林家正蔵(63)が落語協会の会長に就任しました。かつて、落語界に正蔵も参加した「六人の会」という集団があったことをご存じでしょうか。2003年に春風亭小朝が中心となって、上方落語協会の笑福亭鶴瓶、落語芸術協会の春風亭昇太、落語立川流の立川志の輔、落語協会の正蔵(当時はこぶ平)と柳家花緑の6人が集結。
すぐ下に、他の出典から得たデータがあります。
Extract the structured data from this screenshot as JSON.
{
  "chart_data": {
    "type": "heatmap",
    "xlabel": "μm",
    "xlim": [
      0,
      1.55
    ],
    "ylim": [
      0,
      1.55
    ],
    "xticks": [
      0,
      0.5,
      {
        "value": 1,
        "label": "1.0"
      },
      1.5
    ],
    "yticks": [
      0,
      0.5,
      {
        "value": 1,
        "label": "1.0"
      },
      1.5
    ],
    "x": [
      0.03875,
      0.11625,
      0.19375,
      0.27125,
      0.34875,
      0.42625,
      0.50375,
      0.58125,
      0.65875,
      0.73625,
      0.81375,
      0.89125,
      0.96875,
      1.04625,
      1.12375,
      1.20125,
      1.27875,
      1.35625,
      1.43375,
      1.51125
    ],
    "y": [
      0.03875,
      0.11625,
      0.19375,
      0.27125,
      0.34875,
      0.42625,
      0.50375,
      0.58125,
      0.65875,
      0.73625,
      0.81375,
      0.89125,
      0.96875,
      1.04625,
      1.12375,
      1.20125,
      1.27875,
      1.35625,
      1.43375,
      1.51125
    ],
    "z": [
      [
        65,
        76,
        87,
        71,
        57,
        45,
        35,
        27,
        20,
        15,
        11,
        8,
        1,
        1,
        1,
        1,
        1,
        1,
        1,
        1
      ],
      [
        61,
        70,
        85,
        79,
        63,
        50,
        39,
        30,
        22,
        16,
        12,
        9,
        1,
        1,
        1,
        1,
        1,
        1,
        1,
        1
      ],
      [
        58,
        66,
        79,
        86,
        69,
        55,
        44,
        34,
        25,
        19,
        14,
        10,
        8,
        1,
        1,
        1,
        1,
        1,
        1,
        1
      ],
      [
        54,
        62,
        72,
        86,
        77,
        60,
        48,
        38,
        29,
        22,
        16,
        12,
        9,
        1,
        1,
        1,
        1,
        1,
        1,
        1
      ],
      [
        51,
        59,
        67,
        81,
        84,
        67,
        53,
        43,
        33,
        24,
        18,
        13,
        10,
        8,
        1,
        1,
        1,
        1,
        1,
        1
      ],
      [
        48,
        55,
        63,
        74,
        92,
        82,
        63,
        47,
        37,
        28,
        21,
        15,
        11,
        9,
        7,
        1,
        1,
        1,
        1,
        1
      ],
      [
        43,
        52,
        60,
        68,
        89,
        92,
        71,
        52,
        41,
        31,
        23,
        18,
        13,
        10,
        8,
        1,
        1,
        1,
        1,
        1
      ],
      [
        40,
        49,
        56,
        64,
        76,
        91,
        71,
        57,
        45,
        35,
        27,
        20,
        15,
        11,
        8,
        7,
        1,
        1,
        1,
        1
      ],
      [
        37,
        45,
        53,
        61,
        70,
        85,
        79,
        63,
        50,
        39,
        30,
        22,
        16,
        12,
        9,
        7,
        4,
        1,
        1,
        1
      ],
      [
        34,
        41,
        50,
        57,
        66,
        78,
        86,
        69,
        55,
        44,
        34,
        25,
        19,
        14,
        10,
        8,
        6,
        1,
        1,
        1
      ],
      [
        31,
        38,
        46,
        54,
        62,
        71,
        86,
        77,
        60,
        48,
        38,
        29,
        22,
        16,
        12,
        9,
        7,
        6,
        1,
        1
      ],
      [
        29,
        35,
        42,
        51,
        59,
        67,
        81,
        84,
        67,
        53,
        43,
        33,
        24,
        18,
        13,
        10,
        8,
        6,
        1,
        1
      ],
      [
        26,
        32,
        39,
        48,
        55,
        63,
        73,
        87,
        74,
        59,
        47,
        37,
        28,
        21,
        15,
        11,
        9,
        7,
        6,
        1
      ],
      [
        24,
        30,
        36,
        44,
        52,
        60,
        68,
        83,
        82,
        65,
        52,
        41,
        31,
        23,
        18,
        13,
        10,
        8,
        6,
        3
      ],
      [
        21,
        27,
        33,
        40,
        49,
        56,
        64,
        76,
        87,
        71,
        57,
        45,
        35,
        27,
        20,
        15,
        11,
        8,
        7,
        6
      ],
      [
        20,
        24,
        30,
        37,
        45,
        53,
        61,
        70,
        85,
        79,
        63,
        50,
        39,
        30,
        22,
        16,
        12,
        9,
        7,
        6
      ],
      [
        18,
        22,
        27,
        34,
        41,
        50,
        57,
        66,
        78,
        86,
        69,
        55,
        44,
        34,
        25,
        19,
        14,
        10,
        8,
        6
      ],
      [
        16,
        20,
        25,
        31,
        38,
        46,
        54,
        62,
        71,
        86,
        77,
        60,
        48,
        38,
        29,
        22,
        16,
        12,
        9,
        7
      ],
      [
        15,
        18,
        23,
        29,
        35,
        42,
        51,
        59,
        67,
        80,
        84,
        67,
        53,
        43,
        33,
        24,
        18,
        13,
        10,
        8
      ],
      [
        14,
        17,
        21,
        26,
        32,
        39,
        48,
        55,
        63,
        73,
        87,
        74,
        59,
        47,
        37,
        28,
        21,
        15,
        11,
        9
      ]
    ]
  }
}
団体の壁を超えて様々なイベントを行うことで、世の中に落語を広くアピールすることを目的としていました。

次代の落語界を担う若手たちも抜てきした「東西落語研鑽会」、銀座のいくつかの会場で数多くの落語家たちが出演した大規模イベント「大銀座落語祭」を開催するなど、大きな花火を打ち上げ、私を含め、マスコミも大きく取り上げました。2008年の「大銀座落語祭」は延べ400人の落語家らが出演し、観客動員は5万5000人を超えました。
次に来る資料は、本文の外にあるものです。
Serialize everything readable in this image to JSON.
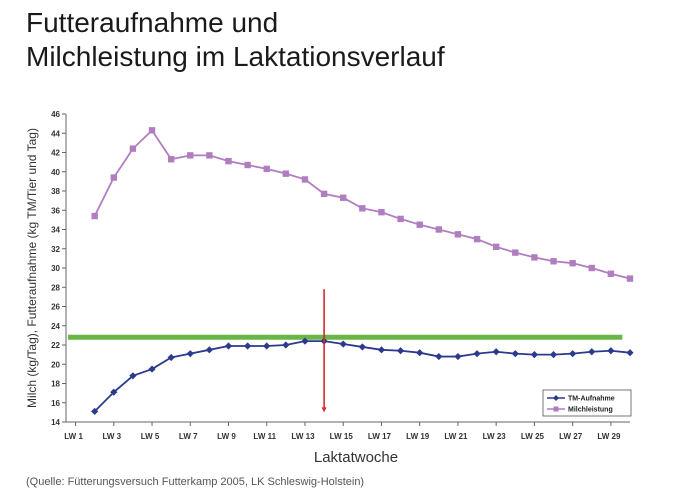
{
  "title_line1": "Futteraufnahme und",
  "title_line2": "Milchleistung im Laktationsverlauf",
  "source": "(Quelle: Fütterungsversuch Futterkamp 2005, LK Schleswig-Holstein)",
  "chart_data": {
    "type": "line",
    "xlabel": "Laktatwoche",
    "ylabel": "Milch (kg/Tag),  Futteraufnahme (kg TM/Tier und Tag)",
    "ylim": [
      14,
      46
    ],
    "yticks": [
      14,
      16,
      18,
      20,
      22,
      24,
      26,
      28,
      30,
      32,
      34,
      36,
      38,
      40,
      42,
      44,
      46
    ],
    "xlim": [
      0.5,
      30
    ],
    "xticks": [
      {
        "x": 1,
        "label": "LW 1"
      },
      {
        "x": 3,
        "label": "LW 3"
      },
      {
        "x": 5,
        "label": "LW 5"
      },
      {
        "x": 7,
        "label": "LW 7"
      },
      {
        "x": 9,
        "label": "LW 9"
      },
      {
        "x": 11,
        "label": "LW 11"
      },
      {
        "x": 13,
        "label": "LW 13"
      },
      {
        "x": 15,
        "label": "LW 15"
      },
      {
        "x": 17,
        "label": "LW 17"
      },
      {
        "x": 19,
        "label": "LW 19"
      },
      {
        "x": 21,
        "label": "LW 21"
      },
      {
        "x": 23,
        "label": "LW 23"
      },
      {
        "x": 25,
        "label": "LW 25"
      },
      {
        "x": 27,
        "label": "LW 27"
      },
      {
        "x": 29,
        "label": "LW 29"
      }
    ],
    "x": [
      2,
      3,
      4,
      5,
      6,
      7,
      8,
      9,
      10,
      11,
      12,
      13,
      14,
      15,
      16,
      17,
      18,
      19,
      20,
      21,
      22,
      23,
      24,
      25,
      26,
      27,
      28,
      29,
      30
    ],
    "series": [
      {
        "name": "TM-Aufnahme",
        "color": "#2b3a8c",
        "marker": "diamond",
        "values": [
          15.1,
          17.1,
          18.8,
          19.5,
          20.7,
          21.1,
          21.5,
          21.9,
          21.9,
          21.9,
          22.0,
          22.4,
          22.4,
          22.1,
          21.8,
          21.5,
          21.4,
          21.2,
          20.8,
          20.8,
          21.1,
          21.3,
          21.1,
          21.0,
          21.0,
          21.1,
          21.3,
          21.4,
          21.2
        ]
      },
      {
        "name": "Milchleistung",
        "color": "#b07ec0",
        "marker": "square",
        "values": [
          35.4,
          39.4,
          42.4,
          44.3,
          41.3,
          41.7,
          41.7,
          41.1,
          40.7,
          40.3,
          39.8,
          39.2,
          37.7,
          37.3,
          36.2,
          35.8,
          35.1,
          34.5,
          34.0,
          33.5,
          33.0,
          32.2,
          31.6,
          31.1,
          30.7,
          30.5,
          30.0,
          29.4,
          28.9
        ]
      }
    ],
    "reference_line": {
      "y": 22.8,
      "x_start": 0.6,
      "x_end": 29.6,
      "color": "#6ab547"
    },
    "marker_line": {
      "x": 14,
      "y_start": 27.8,
      "y_end": 15.0,
      "color": "#d42a2a"
    },
    "grid": false,
    "legend_position": "bottom-right"
  }
}
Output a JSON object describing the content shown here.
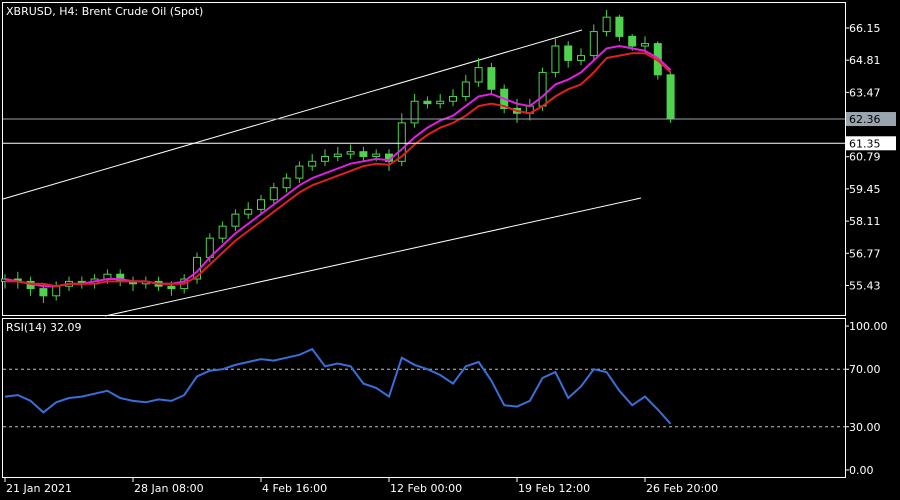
{
  "chart_data": [
    {
      "type": "ohlc",
      "title": "XBRUSD, H4:  Brent Crude Oil (Spot)",
      "categories": [
        "21 Jan 2021",
        null,
        null,
        null,
        null,
        null,
        null,
        null,
        null,
        null,
        "28 Jan 08:00",
        null,
        null,
        null,
        null,
        null,
        null,
        null,
        null,
        null,
        "4 Feb 16:00",
        null,
        null,
        null,
        null,
        null,
        null,
        null,
        null,
        null,
        "12 Feb 00:00",
        null,
        null,
        null,
        null,
        null,
        null,
        null,
        null,
        null,
        "19 Feb 12:00",
        null,
        null,
        null,
        null,
        null,
        null,
        null,
        null,
        null,
        "26 Feb 20:00",
        null,
        null
      ],
      "open": [
        55.6,
        55.7,
        55.6,
        55.3,
        55.0,
        55.4,
        55.6,
        55.5,
        55.7,
        55.9,
        55.6,
        55.5,
        55.6,
        55.4,
        55.3,
        55.7,
        56.6,
        57.4,
        57.9,
        58.4,
        58.6,
        59.0,
        59.5,
        59.9,
        60.4,
        60.6,
        60.8,
        60.9,
        61.0,
        60.8,
        60.9,
        60.6,
        62.2,
        63.1,
        63.0,
        63.1,
        63.3,
        63.9,
        64.5,
        63.6,
        62.8,
        62.6,
        62.9,
        64.3,
        65.4,
        64.8,
        65.0,
        66.0,
        66.6,
        65.8,
        65.4,
        65.5,
        64.2
      ],
      "high": [
        55.9,
        56.0,
        55.8,
        55.5,
        55.6,
        55.8,
        55.8,
        55.9,
        56.1,
        56.1,
        55.8,
        55.8,
        55.8,
        55.6,
        55.9,
        56.8,
        57.6,
        58.1,
        58.6,
        58.9,
        59.2,
        59.7,
        60.1,
        60.6,
        60.9,
        61.1,
        61.2,
        61.3,
        61.2,
        61.1,
        61.1,
        62.6,
        63.4,
        63.3,
        63.4,
        63.6,
        64.2,
        64.9,
        64.7,
        63.8,
        63.2,
        63.2,
        64.5,
        65.7,
        65.6,
        65.3,
        66.3,
        66.9,
        66.7,
        65.9,
        65.8,
        65.6,
        64.3
      ],
      "low": [
        55.3,
        55.3,
        55.0,
        54.7,
        54.8,
        55.2,
        55.3,
        55.3,
        55.5,
        55.4,
        55.2,
        55.3,
        55.2,
        55.0,
        55.1,
        55.5,
        56.4,
        57.2,
        57.7,
        58.2,
        58.4,
        58.8,
        59.3,
        59.7,
        60.2,
        60.4,
        60.6,
        60.7,
        60.6,
        60.6,
        60.2,
        60.4,
        62.0,
        62.8,
        62.8,
        62.9,
        63.1,
        63.7,
        63.4,
        62.6,
        62.2,
        62.3,
        62.7,
        64.1,
        64.5,
        64.6,
        64.8,
        65.8,
        65.6,
        65.2,
        65.1,
        64.0,
        62.2
      ],
      "close": [
        55.7,
        55.6,
        55.3,
        55.0,
        55.4,
        55.6,
        55.5,
        55.7,
        55.9,
        55.6,
        55.5,
        55.6,
        55.4,
        55.3,
        55.7,
        56.6,
        57.4,
        57.9,
        58.4,
        58.6,
        59.0,
        59.5,
        59.9,
        60.4,
        60.6,
        60.8,
        60.9,
        61.0,
        60.8,
        60.9,
        60.6,
        62.2,
        63.1,
        63.0,
        63.1,
        63.3,
        63.9,
        64.5,
        63.6,
        62.8,
        62.6,
        62.9,
        64.3,
        65.4,
        64.8,
        65.0,
        66.0,
        66.6,
        65.8,
        65.4,
        65.5,
        64.2,
        62.36
      ],
      "color": "#4fd34f",
      "series": [
        {
          "color": "#e020e0",
          "values": [
            55.7,
            55.6,
            55.5,
            55.4,
            55.4,
            55.5,
            55.5,
            55.6,
            55.7,
            55.7,
            55.6,
            55.6,
            55.5,
            55.5,
            55.6,
            56.0,
            56.6,
            57.1,
            57.6,
            58.0,
            58.4,
            58.8,
            59.2,
            59.6,
            59.9,
            60.1,
            60.3,
            60.5,
            60.6,
            60.7,
            60.65,
            61.1,
            61.6,
            62.0,
            62.3,
            62.5,
            62.9,
            63.3,
            63.4,
            63.2,
            63.0,
            62.9,
            63.3,
            63.8,
            64.0,
            64.3,
            64.8,
            65.3,
            65.4,
            65.3,
            65.2,
            64.9,
            64.4
          ]
        },
        {
          "color": "#e02020",
          "values": [
            55.6,
            55.6,
            55.5,
            55.5,
            55.4,
            55.5,
            55.5,
            55.5,
            55.6,
            55.6,
            55.6,
            55.6,
            55.5,
            55.5,
            55.5,
            55.8,
            56.3,
            56.8,
            57.3,
            57.7,
            58.1,
            58.5,
            58.9,
            59.3,
            59.6,
            59.8,
            60.0,
            60.2,
            60.4,
            60.5,
            60.45,
            60.8,
            61.3,
            61.7,
            62.0,
            62.2,
            62.5,
            62.9,
            63.0,
            62.9,
            62.7,
            62.6,
            62.9,
            63.3,
            63.6,
            63.8,
            64.3,
            64.9,
            65.0,
            65.1,
            65.1,
            64.8,
            64.3
          ]
        }
      ],
      "price_lines": [
        {
          "value": 62.36,
          "color": "#9aa4ae"
        },
        {
          "value": 61.35,
          "color": "#ffffff"
        }
      ],
      "ylim": [
        54.16,
        67.19
      ],
      "yticks": [
        55.43,
        56.77,
        58.11,
        59.45,
        60.79,
        63.47,
        64.81,
        66.15
      ]
    },
    {
      "type": "line",
      "title": "RSI(14) 32.09",
      "values": [
        51,
        52,
        48,
        40,
        47,
        50,
        51,
        53,
        55,
        50,
        48,
        47,
        49,
        48,
        52,
        65,
        69,
        70,
        73,
        75,
        77,
        76,
        78,
        80,
        84,
        72,
        74,
        72,
        60,
        57,
        51,
        78,
        73,
        70,
        66,
        60,
        72,
        75,
        62,
        45,
        44,
        48,
        64,
        68,
        50,
        58,
        70,
        68,
        55,
        45,
        51,
        42,
        32.09
      ],
      "color": "#3a6fd8",
      "levels": [
        30,
        70
      ],
      "ylim": [
        -4.9,
        104.9
      ],
      "yticks": [
        {
          "value": 0,
          "label": "0.00"
        },
        {
          "value": 30,
          "label": "30.00"
        },
        {
          "value": 70,
          "label": "70.00"
        },
        {
          "value": 100,
          "label": "100.00"
        }
      ]
    }
  ]
}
そして、こぶ平だった正蔵が2005年に9代目正蔵を襲名した時、上野から浅草まで7台の大型車両を使ったパレードを敢行。それぞれの車両に「六人の会」メンバーが分乗し、沿道には14万人もの人が集まりました。

その後、「六人の会」としての活動は終息しましたが、今に続く落語界の活況に一役を担ったことは確かでしょう。正蔵は会長就任が決まった後、落語芸術協会会長の昇太に挨拶の電話をしたそうですが、志の輔も落語立川流の会長です。「六人の会」メンバー6人のうち、3人がそれぞれ所属する団体の会長となり、今後は団体間の交流も増えるかもしれません。【林尚之】

落語協会の会長に就任し、会見した林家正蔵(2026年3月撮影)
落語協会の会長に就任し、会見した林家正蔵(2026年3月撮影)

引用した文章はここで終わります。